Dengan demikian, Qutub menyeruhkan adanya rekonstruksi dan regenerasi spritual,
agar setiap orang memperhatikan kesalahan imannya dan keselarasan iman dan
prilaku hidup.[42]
Selanjutnya Qutub berpendapat bahwa kelompok yang
menentang Islamisasi masyarakat dan negara, terutama mereka yang dianggap pemimpin
muslim, harus diperlakukan layaknya kaum jahiliyyah (pagan, kafir,
murtad), sehingga dibolehkan untuk melakukan kekerasan demi melawan rezim
semacam ini.[43]
Siapa saja yang tergolong masyarakat jahiliyyah ini? Qutub menjelaskan
bahwa mereka adalah semua masyarakat yang selain masyarkat muslim. Dengan
demikian, semua masyarakat di muka bumi adalah masyarakat jahiliyyah,
termasuk juga masyarakat Yahudi dan Nasrani dan mereka yang mengaku muslim
tetapi tidak menjalankan manhaj Islam. [44] Penulis
dapat memastikan bahwa manhaj Islam yang diinginkan tidak mutli
interpreted yang selama ini telah terjadi sepanjang sejarah Islam, tetapi
apa yang dia pandang benar seperti interpretasinya terhadp teks agama.

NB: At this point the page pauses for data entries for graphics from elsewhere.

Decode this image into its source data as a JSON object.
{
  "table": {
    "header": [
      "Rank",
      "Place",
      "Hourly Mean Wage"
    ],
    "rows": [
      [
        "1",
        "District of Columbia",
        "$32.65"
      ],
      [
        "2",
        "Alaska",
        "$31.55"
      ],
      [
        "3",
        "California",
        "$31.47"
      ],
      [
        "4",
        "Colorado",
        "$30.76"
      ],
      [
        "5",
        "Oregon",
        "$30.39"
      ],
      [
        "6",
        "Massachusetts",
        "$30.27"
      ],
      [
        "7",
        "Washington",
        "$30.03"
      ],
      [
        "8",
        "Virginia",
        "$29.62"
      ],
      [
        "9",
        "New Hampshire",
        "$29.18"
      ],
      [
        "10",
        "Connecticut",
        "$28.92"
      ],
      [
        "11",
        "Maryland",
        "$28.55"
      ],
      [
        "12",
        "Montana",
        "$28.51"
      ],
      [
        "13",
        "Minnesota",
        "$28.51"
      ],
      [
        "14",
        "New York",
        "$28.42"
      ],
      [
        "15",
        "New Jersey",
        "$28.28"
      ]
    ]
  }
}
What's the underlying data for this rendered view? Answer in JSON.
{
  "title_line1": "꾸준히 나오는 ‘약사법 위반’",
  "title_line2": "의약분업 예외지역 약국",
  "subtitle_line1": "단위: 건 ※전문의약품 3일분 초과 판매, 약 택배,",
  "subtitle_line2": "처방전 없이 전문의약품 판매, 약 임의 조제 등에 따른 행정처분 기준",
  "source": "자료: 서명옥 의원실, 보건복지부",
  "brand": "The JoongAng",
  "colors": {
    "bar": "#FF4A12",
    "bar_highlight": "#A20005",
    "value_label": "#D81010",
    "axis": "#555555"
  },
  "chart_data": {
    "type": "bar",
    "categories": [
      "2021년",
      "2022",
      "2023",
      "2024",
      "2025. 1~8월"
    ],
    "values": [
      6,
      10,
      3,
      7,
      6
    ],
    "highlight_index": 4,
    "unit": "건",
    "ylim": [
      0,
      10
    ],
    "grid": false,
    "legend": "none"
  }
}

Disinilah dapat dipastikan pula terjadi geneologi Islam eksklusif yang kemudian
berkembang hingga sekarang. Dalam beberapa hal saling mengkafirkan dan
menganggap di luar komunitasnya adalah kafir dan najis. Selanjutnya dari
pemikiran ini juga ditemukan geneologi kekerasan yang berkelanjutan yaitu boleh
melakukan tidakan kekerasan sepanjang hal tersebut dilakukan untuk memberantas jahiliyyah
dan masih dalam wilayah jihad. Doktrin jahiliyyah ini kemudian dikaitkan
dengan dogma al-Hakimiyyah li Allah (pemerintahan Tuhan) sebagai dasar
Negara Islam. Dogma al-hakimiyyah inilah yang selanjutnya dislahgunakan
sebagai slah satu alasan terpenting untuk melakukan tindakan-tindakan destruktif.
Misalnya, gagasan Qutub tentang hakimiyyah telah digunakan oleh kelompok al-ikhwan
al-muslimin untuk melakukan pemberontakan para pemerintahan resmi dan
membunuh presiden Anwar Sadat. Alasannya adalah bahwa rezim yang berkuasa
dianggap tidak sah dan illegal karena system pemerintahan yang digunakan adalah
system moderen yang mengandung hukum setan atau undang-undang kekafiran dan
masyarakatnya jahiliyyah.[45]
Sedangkan mereka memginginkan system pemerintahan yang islami, sebagaimana yang
digagas Qutub.
Pembentukan masyarakat muslim dan negara Islam dalam
konsepsi Qutub dimulai dari penjelasan adanya dualisme yang bertentangan dalam
kehidupan yaitu baik dan buruk, manhaj Islam dan Manhaj jahiliyyah,
masyarakat Islam dan masyarakat jahiliyyah, iman dan murtad, Tuhan dan
setan.[46] Jihad
yang membebaskan belum berakhir sampai semua orang kembali kepada agama Tuhan’,
Qutub menyebut perjuangan ini sebagai “revolusi (ats-tsawrah)”. Alat
yang digunakan dalam perjuangan tergantung pada keadaan, dan pada bagaimana
musuh jahiliyyah bertindak. Taktik utamanya adalah dakwa; baru ketika
massa telah beralih ke ajaran Islam yang benar, negara Islam dapat didirikan.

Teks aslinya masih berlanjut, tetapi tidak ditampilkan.